Appendix A. Notes on Processing XML Elements
A.1. Notes on Empty XML Elements
XML supports two mechanisms for indicating that an XML element does not have any content. The first is to declare an XML element of the form <A></A>. The second is to declare an XML element of the form <A/>. The two XML elements are semantically identical.A.2. Notes on Illegal XML Processing
XML is a flexible data format that makes it easy to submit data that appears legal but in fact is not. The philosophy of "Be flexible in what you accept and strict in what you send" still applies, but it must not be applied inappropriately. XML is extremely flexible in dealing with issues of whitespace, element ordering, inserting new elements, etc. This flexibility does not require extension, especially not in the area of the meaning of elements. There is no kindness in accepting illegal combinations of XML elements. At best, it will cause an unwanted result and at worst it can cause real damage.A.3. Example - XML Syntax Error
The following request body for a PROPFIND method is illegal. <?xml version="1.0" encoding="utf-8" ?> <D:propfind xmlns:D="DAV:"> <D:allprop/> <D:propname/> </D:propfind> The definition of the propfind element only allows for the allprop or the propname element, not both. Thus, the above is an error and must be responded to with a 400 (Bad Request). Imagine, however, that a server wanted to be "kind" and decided to pick the allprop element as the true element and respond to it. A client running over a bandwidth limited line who intended to execute a propname would be in for a big surprise if the server treated the command as an allprop. Additionally, if a server were lenient and decided to reply to this request, the results would vary randomly from server to server, with some servers executing the allprop directive, and others executing the propname directive. This reduces interoperability rather than increasing it.

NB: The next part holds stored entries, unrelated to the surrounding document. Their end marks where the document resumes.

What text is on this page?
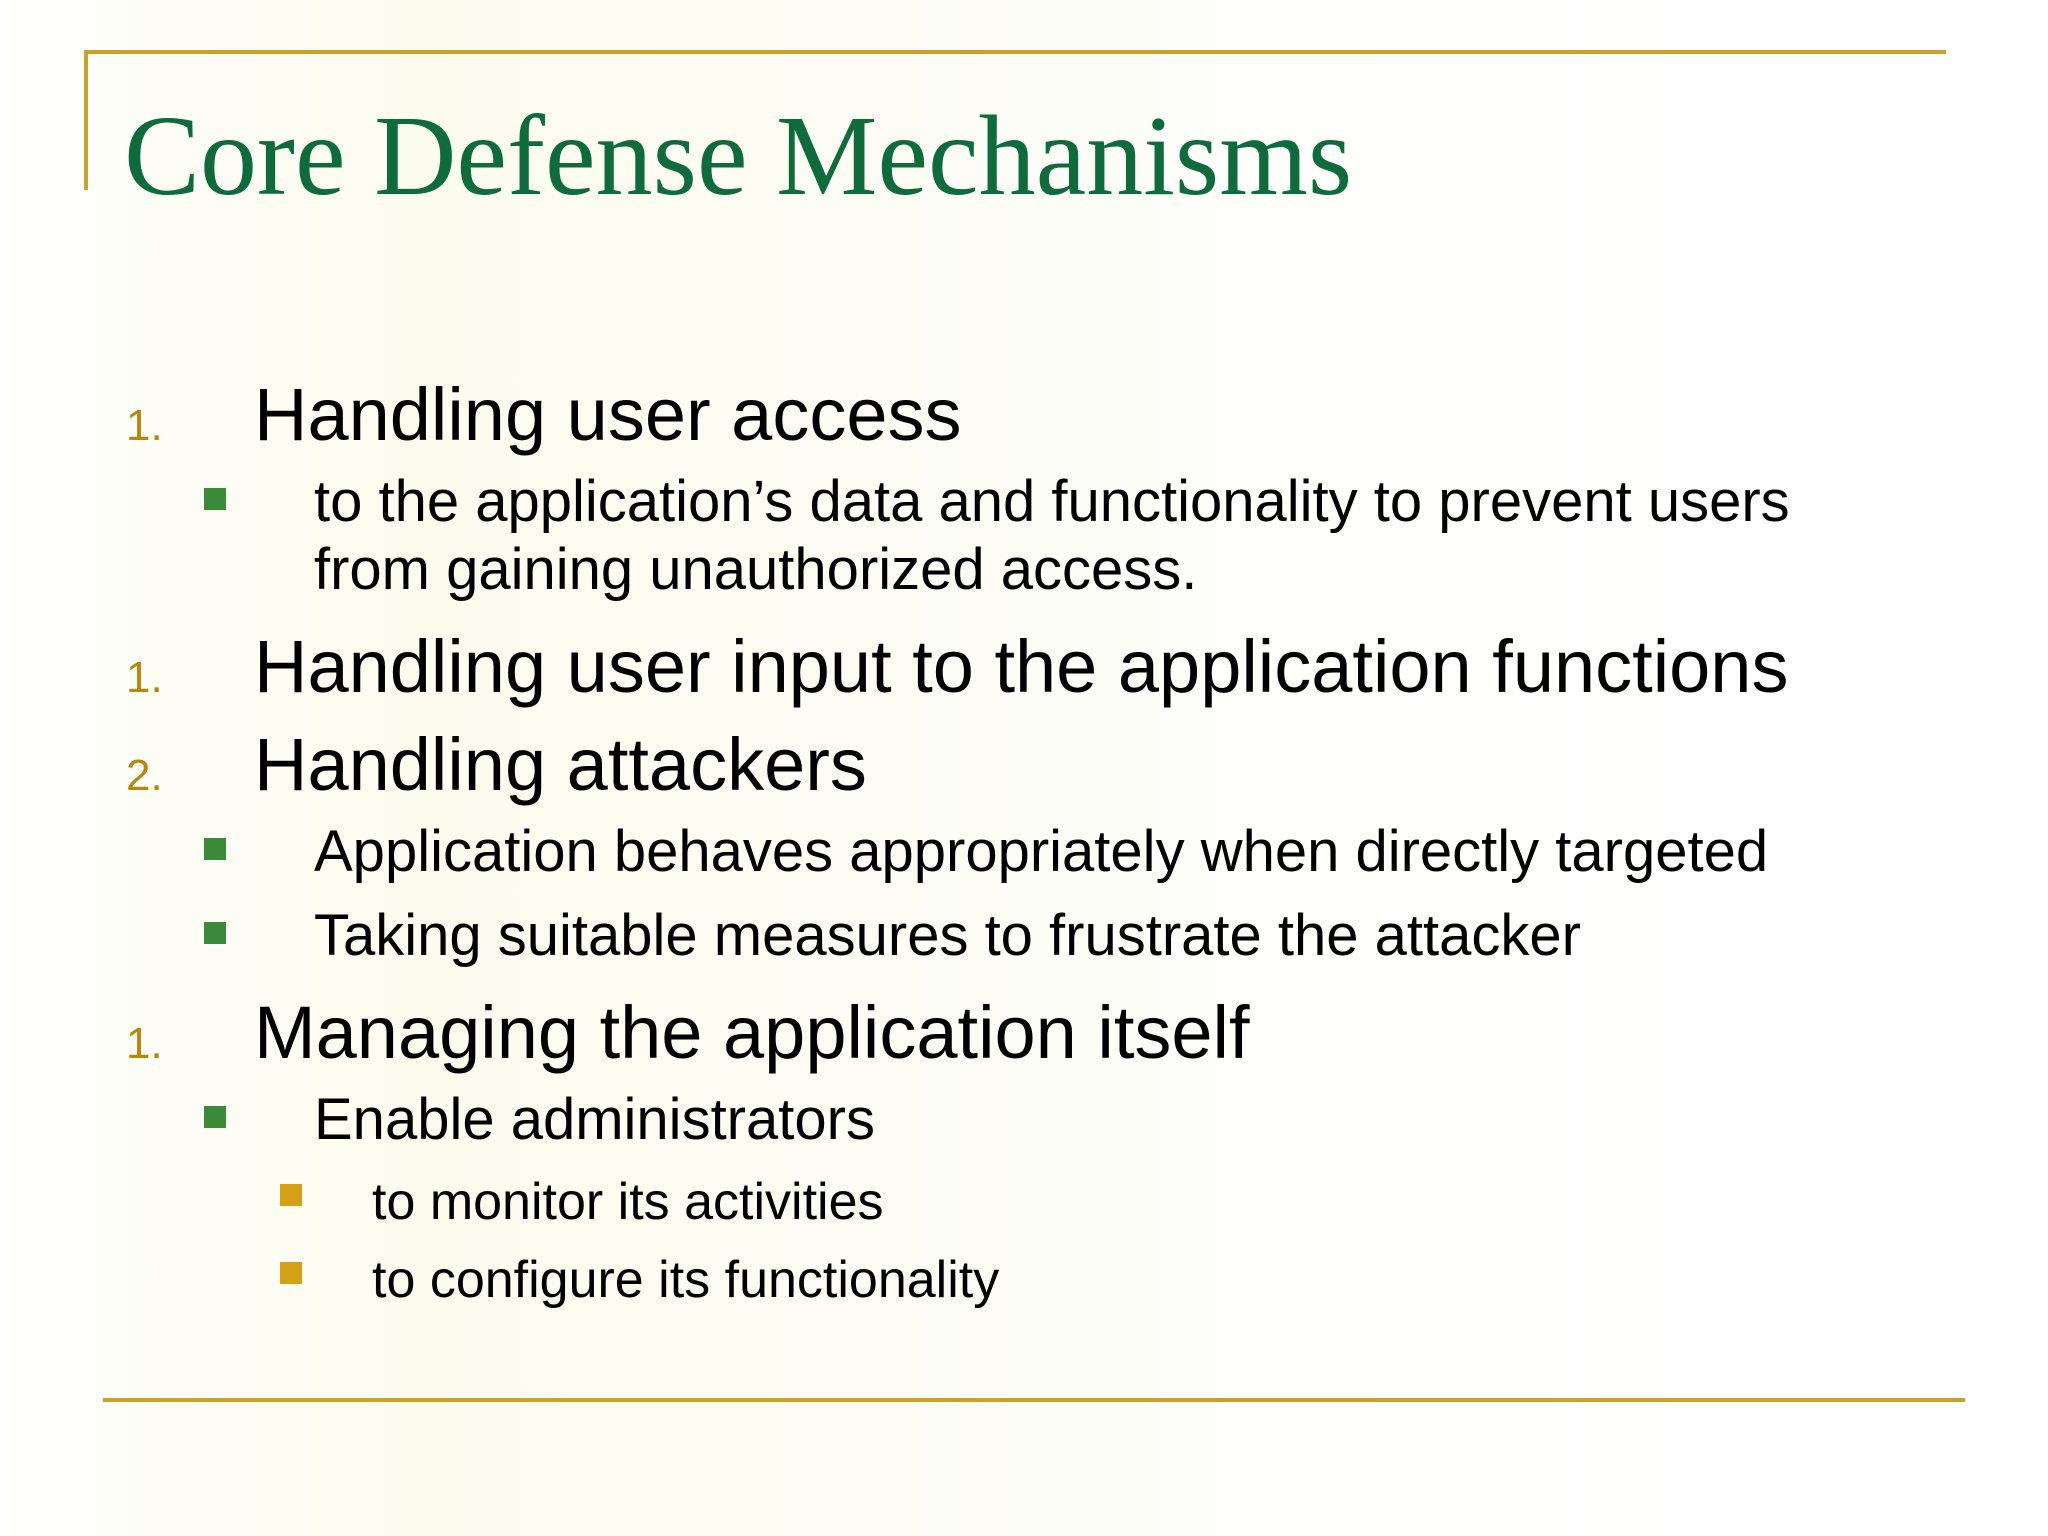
Core Defense Mechanisms
1. Handling user access
to the application’s data and functionality to prevent users
from gaining unauthorized access.
1. Handling user input to the application functions
2. Handling attackers
Application behaves appropriately when directly targeted
Taking suitable measures to frustrate the attacker
1. Managing the application itself
Enable administrators
to monitor its activities
to configure its functionality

A.4. Example - Unexpected XML Element
The previous example was illegal because it contained two elements that were explicitly banned from appearing together in the propfind element. However, XML is an extensible language, so one can imagine new elements being defined for use with propfind. Below is the request body of a PROPFIND and, like the previous example, must be rejected with a 400 (Bad Request) by a server that does not understand the expired-props element. <?xml version="1.0" encoding="utf-8" ?> <D:propfind xmlns:D="DAV:" xmlns:E="http://www.example.com/standards/props/"> <E:expired-props/> </D:propfind> To understand why a 400 (Bad Request) is returned, let us look at the request body as the server unfamiliar with expired-props sees it. <?xml version="1.0" encoding="utf-8" ?> <D:propfind xmlns:D="DAV:" xmlns:E="http://www.example.com/standards/props/"> </D:propfind> As the server does not understand the 'expired-props' element, according to the WebDAV-specific XML processing rules specified in Section 17, it must process the request as if the element were not there. Thus, the server sees an empty propfind, which by the definition of the propfind element is illegal. Please note that had the extension been additive, it would not necessarily have resulted in a 400 (Bad Request). For example, imagine the following request body for a PROPFIND: <?xml version="1.0" encoding="utf-8" ?> <D:propfind xmlns:D="DAV:" xmlns:E="http://www.example.com/standards/props/"> <D:propname/> <E:leave-out>*boss*</E:leave-out> </D:propfind> The previous example contains the fictitious element leave-out. Its purpose is to prevent the return of any property whose name matches the submitted pattern. If the previous example were submitted to a server unfamiliar with 'leave-out', the only result would be that the 'leave-out' element would be ignored and a propname would be executed.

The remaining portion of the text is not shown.